Le petit code à six chiffres reçu par SMS rassure au moment de payer en ligne. Il donne l’impression d’un compte bien gardé. Pourtant, des chercheurs en sécurité confirment qu’il peut être intercepté sans toucher à votre téléphone. En cause, une infrastructure vieillissante et des techniques d’usurpation bien rodées.

Un protocole vieux de quarante ans explique pourquoi vos SMS bancaires restent vulnérables
Le protocole SS7 achemine les SMS entre opérateurs du monde entier. Il date des années 1980. À l’époque, la confiance régnait entre opérateurs. Chacun était vu comme un acteur fiable, jamais comme une menace potentielle. Cette architecture n’a donc jamais intégré de protections solides contre les intrusions modernes.
Un pirate ayant accès à cette infrastructure peut intercepter et rediriger vos messages. Il n’a pas besoin de toucher à votre carte SIM. Votre téléphone ne montre aucun signe d’anomalie. Le code censé protéger votre compte part pourtant directement vers un inconnu. Cette faille a déjà permis de capter des codes d’authentification envoyés par SMS.

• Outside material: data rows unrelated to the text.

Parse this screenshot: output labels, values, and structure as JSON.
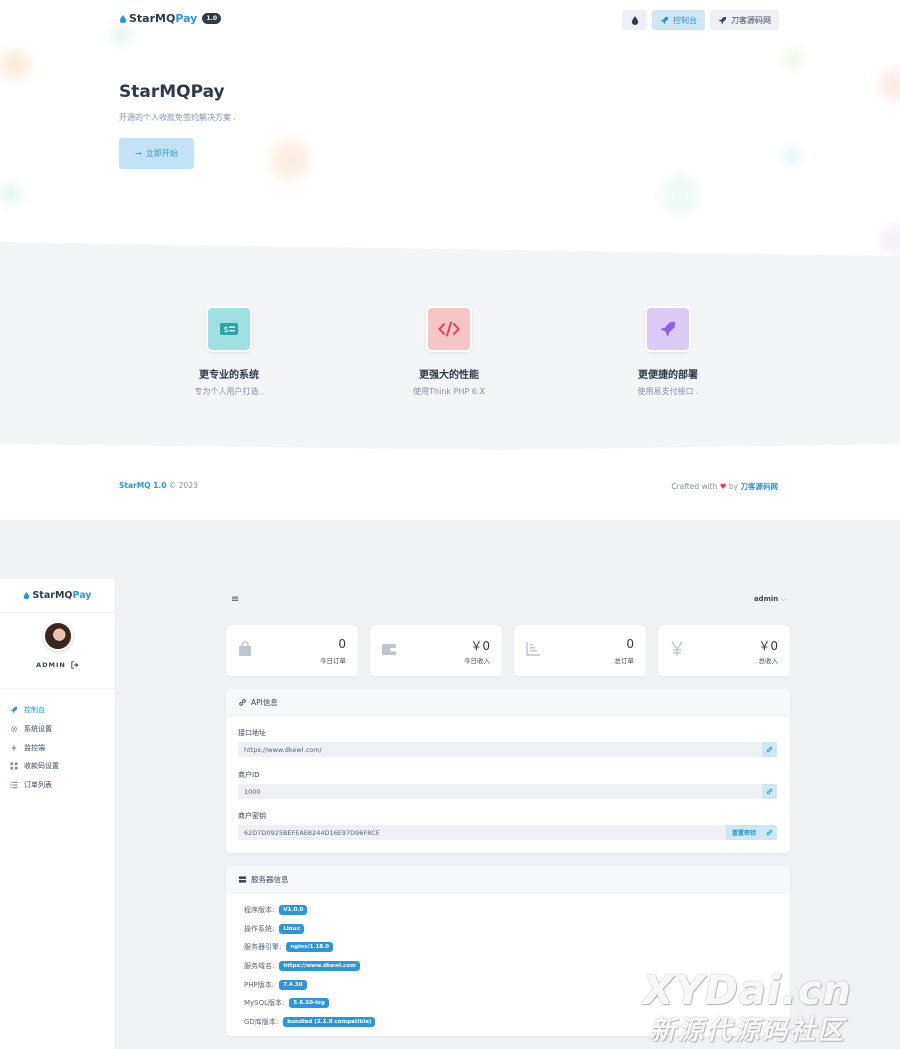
{
  "landing": {
    "logo": {
      "star": "StarMQ",
      "pay": "Pay",
      "version": "1.0"
    },
    "nav": {
      "theme_icon": "drop-icon",
      "console_label": "控制台",
      "site_label": "刀客源码网"
    },
    "hero": {
      "title": "StarMQPay",
      "subtitle": "开源的个人收款免签约解决方案 .",
      "cta_label": "立即开始"
    },
    "features": [
      {
        "icon": "money-icon",
        "color": "#9fe0e0",
        "title": "更专业的系统",
        "desc": "专为个人用户打造 ."
      },
      {
        "icon": "code-icon",
        "color": "#f6c6c6",
        "title": "更强大的性能",
        "desc": "使用Think PHP 6.X"
      },
      {
        "icon": "rocket-icon",
        "color": "#dccbf7",
        "title": "更便捷的部署",
        "desc": "使用易支付接口 ."
      }
    ],
    "footer": {
      "brand": "StarMQ 1.0",
      "copyright": "© 2023",
      "crafted_prefix": "Crafted with",
      "crafted_by": "by",
      "crafted_brand": "刀客源码网"
    }
  },
  "admin": {
    "sidebar": {
      "logo_star": "StarMQ",
      "logo_pay": "Pay",
      "username": "ADMIN",
      "items": [
        {
          "label": "控制台",
          "icon": "rocket-icon",
          "active": true
        },
        {
          "label": "系统设置",
          "icon": "gear-icon",
          "active": false
        },
        {
          "label": "监控端",
          "icon": "bolt-icon",
          "active": false
        },
        {
          "label": "收款码设置",
          "icon": "grid-icon",
          "active": false
        },
        {
          "label": "订单列表",
          "icon": "list-icon",
          "active": false
        }
      ]
    },
    "header": {
      "menu_icon": "≡",
      "user": "admin"
    },
    "stats": [
      {
        "icon": "bag-icon",
        "value": "0",
        "label": "今日订单"
      },
      {
        "icon": "wallet-icon",
        "value": "￥0",
        "label": "今日收入"
      },
      {
        "icon": "chart-icon",
        "value": "0",
        "label": "总订单"
      },
      {
        "icon": "yen-icon",
        "value": "￥0",
        "label": "总收入"
      }
    ],
    "api": {
      "title": "API信息",
      "fields": [
        {
          "label": "接口地址",
          "value": "https://www.dkewl.com/"
        },
        {
          "label": "商户ID",
          "value": "1000"
        },
        {
          "label": "商户密钥",
          "value": "62D7D0925BEFEAE8244D16E97D96F8CE"
        }
      ],
      "reset_label": "重置密钥"
    },
    "server": {
      "title": "服务器信息",
      "rows": [
        {
          "label": "程序版本:",
          "value": "V1.0.0"
        },
        {
          "label": "操作系统:",
          "value": "Linux"
        },
        {
          "label": "服务器引擎:",
          "value": "nginx/1.18.0"
        },
        {
          "label": "服务域名:",
          "value": "https://www.dkewl.com"
        },
        {
          "label": "PHP版本:",
          "value": "7.4.30"
        },
        {
          "label": "MySQL版本:",
          "value": "5.6.50-log"
        },
        {
          "label": "GD库版本:",
          "value": "bundled (2.1.0 compatible)"
        }
      ]
    }
  },
  "watermark": {
    "line1": "XYDai.cn",
    "line2": "新源代源码社区"
  },
  "colors": {
    "accent": "#2f96d6",
    "heart": "#e43f52",
    "dark": "#2f3a49"
  }
}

Le SIM swap, la technique qui transfère votre numéro de téléphone vers un pirate
Le SIM swap, ou détournement de carte SIM, vise à transférer votre numéro vers une carte contrôlée par un fraudeur. Il agit à distance. Aucun besoin de voler votre téléphone : tout se joue par un simple appel ou une démarche en ligne auprès de votre opérateur.

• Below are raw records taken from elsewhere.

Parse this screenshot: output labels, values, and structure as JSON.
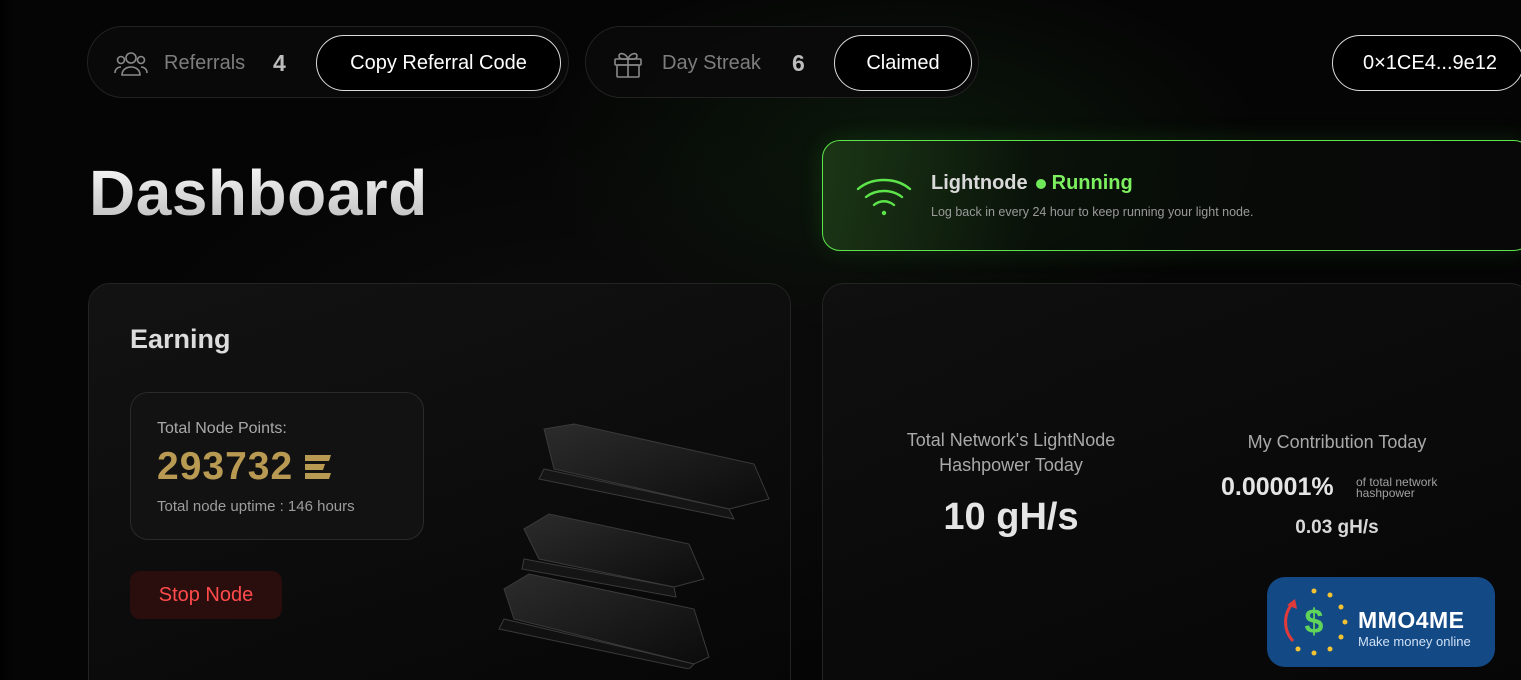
{
  "header": {
    "referrals": {
      "label": "Referrals",
      "count": "4",
      "button_label": "Copy Referral Code"
    },
    "streak": {
      "label": "Day Streak",
      "count": "6",
      "button_label": "Claimed"
    },
    "wallet": {
      "address": "0×1CE4...9e12"
    }
  },
  "page_title": "Dashboard",
  "node_status": {
    "name": "Lightnode",
    "status": "Running",
    "note": "Log back in every 24 hour to keep running your light node.",
    "status_color": "#7cf05f"
  },
  "earning": {
    "heading": "Earning",
    "points_label": "Total Node Points:",
    "points_value": "293732",
    "uptime": "Total node uptime : 146 hours",
    "stop_button": "Stop Node"
  },
  "network": {
    "hashpower_label": "Total Network's LightNode Hashpower Today",
    "hashpower_value": "10 gH/s",
    "contribution_label": "My Contribution Today",
    "contribution_percent": "0.00001%",
    "contribution_sub": "of total network hashpower",
    "contribution_rate": "0.03 gH/s"
  },
  "watermark": {
    "title": "MMO4ME",
    "subtitle": "Make money online",
    "color": "#134a86"
  }
}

Pour y parvenir, le fraudeur rassemble d’abord des informations personnelles. Il les glane sur les réseaux sociaux, via des campagnes de phishing, ou les achète sur le dark web. Une fois son dossier étoffé, il appelle l’opérateur en se faisant passer pour vous. Il invoque un téléphone perdu ou une carte défectueuse pour obtenir une nouvelle SIM.
Dès que le transfert est validé, tous vos SMS arrivent chez l’attaquant. Cela inclut vos codes bancaires. Il peut alors réinitialiser vos mots de passe. Il accède ensuite à vos comptes en ligne comme s’il s’agissait des siens, sans que vous receviez la moindre alerte.
Des pertes de plusieurs centaines de millions de dollars, des banques aux plateformes crypto
En 2024, le centre de plaintes en ligne du FBI a recensé 982 signalements liés au SIM swap. Les pertes déclarées avoisinent 26 millions de dollars. Ce montant recule nettement face aux 72 millions enregistrés en 2022. Ce recul traduit surtout un changement de méthodes, pas un vrai répit.
Les plateformes de cryptomonnaies restent les cibles les plus lucratives. En novembre 2022, un groupe de fraudeurs a dérobé plus de 400 millions de dollars à la plateforme FTX. La méthode ? Un SIM swap, réalisé en usurpant l’identité d’un employé auprès de son opérateur AT&T.
Des groupes organisés comme Scattered Spider ont fait du SIM swap une arme de choix. Leur but : contourner le 2FA par SMS. Ce collectif a aussi visé de grandes entreprises, dont MGM Resorts en 2023. La faille touche donc autant les particuliers que les géants du secteur.
Applications d’authentification et clés physiques, les alternatives fiables au SMS
La première parade consiste à remplacer le SMS par une application d’authentification. Microsoft, Google ou Authy en proposent chacun une version. Ces outils génèrent les codes directement sur votre appareil. Ils ne passent jamais par le réseau mobile. Résultat : même si un pirate récupère votre numéro, il n’obtient rien d’exploitable.
Pour les comptes les plus sensibles, la clé de sécurité physique offre une protection supérieure. Compatible avec le standard FIDO2, elle existe notamment sous le nom de YubiKey. Cet objet doit être présent physiquement pour valider une connexion. Toute interception à distance devient alors impossible.